Otra noche en la Tierra (David Muñoz): como ya llevó a cabo Abbas Kiarostami en Ten (2002) y recreando el film de Jim Jarmusch Noche en la Tierra (Night on Earth, 1991), un automóvil, más exactamente un taxi, te puede llevar a todos los rincones del alma de una ciudad, incluso de un país, a través de las reflexiones de sus conductores y pasajeros; en este caso, el clima de la “revolución” egipcia, si se puede llamar así, y los problemas que achacan a la población: economía, cultura, la situación de la mujer, Mubarak, los militares, Occidente, los Hermanos Musulmanes: todo lo que ha acontecido en el país árabe, y siempre las aguas del río de la vida –como El río (The River, Jean Renoir, 1951)– están ahí una y otra vez para presidir los cambios humanos.
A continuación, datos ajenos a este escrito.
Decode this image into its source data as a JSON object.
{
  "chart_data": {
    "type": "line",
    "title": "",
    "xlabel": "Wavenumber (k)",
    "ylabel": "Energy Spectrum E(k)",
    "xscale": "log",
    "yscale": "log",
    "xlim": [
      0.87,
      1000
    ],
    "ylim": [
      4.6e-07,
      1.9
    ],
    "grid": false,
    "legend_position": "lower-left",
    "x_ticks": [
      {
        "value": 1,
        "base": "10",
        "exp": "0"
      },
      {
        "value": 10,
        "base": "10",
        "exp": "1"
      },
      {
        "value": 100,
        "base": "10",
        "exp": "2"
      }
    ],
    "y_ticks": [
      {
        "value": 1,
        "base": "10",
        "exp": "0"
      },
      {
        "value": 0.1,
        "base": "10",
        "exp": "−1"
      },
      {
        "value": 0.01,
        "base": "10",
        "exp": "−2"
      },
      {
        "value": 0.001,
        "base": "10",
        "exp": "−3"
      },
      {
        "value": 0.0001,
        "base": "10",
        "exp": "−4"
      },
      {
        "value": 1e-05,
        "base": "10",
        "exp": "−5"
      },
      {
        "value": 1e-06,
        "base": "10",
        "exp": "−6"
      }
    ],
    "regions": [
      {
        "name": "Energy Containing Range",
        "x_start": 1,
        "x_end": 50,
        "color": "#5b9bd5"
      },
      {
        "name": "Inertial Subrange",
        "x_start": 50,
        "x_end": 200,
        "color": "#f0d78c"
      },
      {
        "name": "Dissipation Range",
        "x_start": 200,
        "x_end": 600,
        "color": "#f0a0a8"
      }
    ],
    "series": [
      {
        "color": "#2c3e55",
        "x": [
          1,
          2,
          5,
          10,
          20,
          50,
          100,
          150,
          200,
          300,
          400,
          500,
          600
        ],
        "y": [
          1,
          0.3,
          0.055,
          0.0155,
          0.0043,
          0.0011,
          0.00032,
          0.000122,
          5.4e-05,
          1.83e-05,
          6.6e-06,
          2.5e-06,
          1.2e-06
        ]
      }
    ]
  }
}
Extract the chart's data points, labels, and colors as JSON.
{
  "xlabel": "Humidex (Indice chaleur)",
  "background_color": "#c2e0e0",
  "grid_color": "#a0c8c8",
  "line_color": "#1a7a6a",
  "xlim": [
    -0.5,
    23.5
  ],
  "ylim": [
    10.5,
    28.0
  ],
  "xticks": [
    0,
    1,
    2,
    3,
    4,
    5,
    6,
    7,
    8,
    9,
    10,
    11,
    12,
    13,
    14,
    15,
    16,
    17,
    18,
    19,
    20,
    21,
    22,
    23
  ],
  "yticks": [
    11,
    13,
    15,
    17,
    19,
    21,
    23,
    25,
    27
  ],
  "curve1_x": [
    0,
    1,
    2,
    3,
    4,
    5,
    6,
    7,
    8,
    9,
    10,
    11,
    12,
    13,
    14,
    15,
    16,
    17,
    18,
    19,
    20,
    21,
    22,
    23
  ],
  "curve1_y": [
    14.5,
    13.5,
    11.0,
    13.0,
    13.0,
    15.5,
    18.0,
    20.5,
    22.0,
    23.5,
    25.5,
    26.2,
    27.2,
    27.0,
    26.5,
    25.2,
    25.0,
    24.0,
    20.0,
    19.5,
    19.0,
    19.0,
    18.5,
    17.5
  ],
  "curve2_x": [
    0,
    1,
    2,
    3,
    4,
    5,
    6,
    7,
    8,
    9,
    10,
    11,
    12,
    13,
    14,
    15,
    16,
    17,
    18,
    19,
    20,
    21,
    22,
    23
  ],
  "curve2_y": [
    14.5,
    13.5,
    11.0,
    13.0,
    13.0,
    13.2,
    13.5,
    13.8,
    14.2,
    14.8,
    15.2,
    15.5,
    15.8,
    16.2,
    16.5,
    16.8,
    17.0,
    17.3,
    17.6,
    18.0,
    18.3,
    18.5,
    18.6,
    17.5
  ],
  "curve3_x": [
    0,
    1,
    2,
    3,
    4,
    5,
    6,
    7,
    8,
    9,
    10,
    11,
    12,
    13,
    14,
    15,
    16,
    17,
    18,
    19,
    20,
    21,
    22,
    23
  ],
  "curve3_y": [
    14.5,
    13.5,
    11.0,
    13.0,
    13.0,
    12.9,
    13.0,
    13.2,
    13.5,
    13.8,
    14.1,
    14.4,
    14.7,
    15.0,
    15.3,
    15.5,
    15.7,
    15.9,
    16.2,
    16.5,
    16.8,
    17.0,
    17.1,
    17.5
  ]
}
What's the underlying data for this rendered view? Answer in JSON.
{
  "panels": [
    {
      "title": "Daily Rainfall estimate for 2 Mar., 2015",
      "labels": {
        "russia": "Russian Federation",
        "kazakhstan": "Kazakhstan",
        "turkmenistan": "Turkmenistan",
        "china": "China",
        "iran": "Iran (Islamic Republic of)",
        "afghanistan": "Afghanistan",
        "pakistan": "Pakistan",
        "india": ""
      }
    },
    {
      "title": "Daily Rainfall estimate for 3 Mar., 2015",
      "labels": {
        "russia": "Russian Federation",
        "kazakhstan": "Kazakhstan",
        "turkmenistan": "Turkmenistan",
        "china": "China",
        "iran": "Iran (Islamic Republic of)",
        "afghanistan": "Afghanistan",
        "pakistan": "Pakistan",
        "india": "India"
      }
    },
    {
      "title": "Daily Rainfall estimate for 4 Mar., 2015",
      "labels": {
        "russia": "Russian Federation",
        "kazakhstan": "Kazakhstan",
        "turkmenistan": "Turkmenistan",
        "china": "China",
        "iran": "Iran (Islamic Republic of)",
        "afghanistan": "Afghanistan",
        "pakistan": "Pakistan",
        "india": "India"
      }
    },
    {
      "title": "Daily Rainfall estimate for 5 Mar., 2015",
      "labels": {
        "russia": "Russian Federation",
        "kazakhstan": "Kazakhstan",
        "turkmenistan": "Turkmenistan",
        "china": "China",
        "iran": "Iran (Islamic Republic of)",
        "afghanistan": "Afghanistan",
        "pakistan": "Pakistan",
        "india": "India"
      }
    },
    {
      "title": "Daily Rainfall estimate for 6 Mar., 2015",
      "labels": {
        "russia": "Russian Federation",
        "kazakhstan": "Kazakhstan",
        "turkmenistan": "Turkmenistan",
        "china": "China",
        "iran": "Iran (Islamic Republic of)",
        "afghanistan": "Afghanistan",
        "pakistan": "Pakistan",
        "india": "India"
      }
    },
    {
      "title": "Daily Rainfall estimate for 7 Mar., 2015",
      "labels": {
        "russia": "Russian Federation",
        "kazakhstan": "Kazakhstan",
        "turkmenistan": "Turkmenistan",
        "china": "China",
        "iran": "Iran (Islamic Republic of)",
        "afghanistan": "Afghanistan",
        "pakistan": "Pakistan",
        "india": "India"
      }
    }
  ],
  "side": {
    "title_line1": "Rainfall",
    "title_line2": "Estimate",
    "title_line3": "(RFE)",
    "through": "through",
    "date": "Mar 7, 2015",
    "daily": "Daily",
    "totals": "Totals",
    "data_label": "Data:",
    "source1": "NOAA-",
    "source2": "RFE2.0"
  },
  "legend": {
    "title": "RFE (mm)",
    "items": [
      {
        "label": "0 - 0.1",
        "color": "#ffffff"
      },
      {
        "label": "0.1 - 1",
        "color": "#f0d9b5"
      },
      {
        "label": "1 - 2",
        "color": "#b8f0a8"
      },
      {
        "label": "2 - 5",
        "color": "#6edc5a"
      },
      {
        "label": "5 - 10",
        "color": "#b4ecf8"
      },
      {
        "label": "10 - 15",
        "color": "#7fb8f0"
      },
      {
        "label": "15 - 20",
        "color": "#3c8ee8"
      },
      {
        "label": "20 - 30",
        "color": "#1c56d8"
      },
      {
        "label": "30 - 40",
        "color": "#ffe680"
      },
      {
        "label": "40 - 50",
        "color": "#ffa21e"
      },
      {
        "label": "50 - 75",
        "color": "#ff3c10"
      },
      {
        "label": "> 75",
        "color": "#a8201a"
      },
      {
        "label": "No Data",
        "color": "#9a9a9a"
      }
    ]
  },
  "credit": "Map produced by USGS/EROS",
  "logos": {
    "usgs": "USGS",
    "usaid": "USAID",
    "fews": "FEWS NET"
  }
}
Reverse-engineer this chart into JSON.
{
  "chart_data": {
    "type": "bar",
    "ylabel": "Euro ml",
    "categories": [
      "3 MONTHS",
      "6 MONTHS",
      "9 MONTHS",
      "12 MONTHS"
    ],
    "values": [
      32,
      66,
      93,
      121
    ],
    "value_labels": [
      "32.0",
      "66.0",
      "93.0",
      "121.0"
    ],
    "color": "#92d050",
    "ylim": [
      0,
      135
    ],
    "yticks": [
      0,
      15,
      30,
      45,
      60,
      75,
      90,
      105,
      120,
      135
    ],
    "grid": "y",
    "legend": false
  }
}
Los taxistas vuelven, atravesando sus aguas en una falúa, a su descanso, tras llevar a cabo una tarea que siempre fue nocturna. El Cairo se nos ha mostrado siempre de noche, cuando parece que reflexiona sobre lo que aconteció de día, y el amanecer nos despierta con las voces ampliadas de la megafonía de la plaza Tahrir que navegan por las aguas del Nilo.

La jungla interior (Juan Barrero) habla del nacimiento del primer hijo, que nos lleva al desnudo de la vida, la del protagonista y la de su pareja, la Gala… y ahí se queda la cosa. De vuelta del viaje a la selva, el externo, el viaje a la selva interior, un nuevo mundo y no el de Darwin aparece ante él a la vuelta. Ha germinado en la tierra el semen de su polla y ella lo ha recogido y se ha regado y así creció la yerba y el fruto. En la casa de la Tita también la Historia de nuestro “democrático” país, una vez más los asesinos falangistas. La Tita, que era lesbiana y no quería casarse, tuvo una novia pero los fascistas son el mal, el de la Inquisición española, y como eso no era moral, para su moral oscura y enferma… qué iba a hacer ella, que pasó por loca y vivió sola y escondió a gente para que no los fusilaran. Del plano cerrado pasamos al mapa del cuerpo humano de la mujer encinta. La piel y las estrías de la Gala, una hermosa mujer, un hermoso cuerpo que se muestra sin maquillaje y con dolores… Desde el diario vital cinematográfico, como Jonas Mekas, aquí nace otro ser que sale por el coño de su madre y se ve. Hermosa película.

Debemos hablar también de los cortos que nos han dado la bienvenida en Panorama. El vacío (Ramon Balcells), cortometraje que proyectaron antes de El invierno de Pablo, parecía el tiempo del largometraje que adelantó. De un pequeño detalle, un mundo, cortometraje de soledades y vidas sin identificar por haber tomado un solo camino –si se pueden tomar más caminos en la vida, demonios–. A Raia (Iván Castiñeiras) es un corto documental etnográfico de la frontera de España y Portugal… Fernando y Pepe, Fernando el portugués, Pepe el español, hacían negocio (contrabando) cuando existía la frontera; 20 años de amigos y de historias, y, desaparecida la frontera, dejaron de verse. Que se encuentren… dos retratos ibéricos.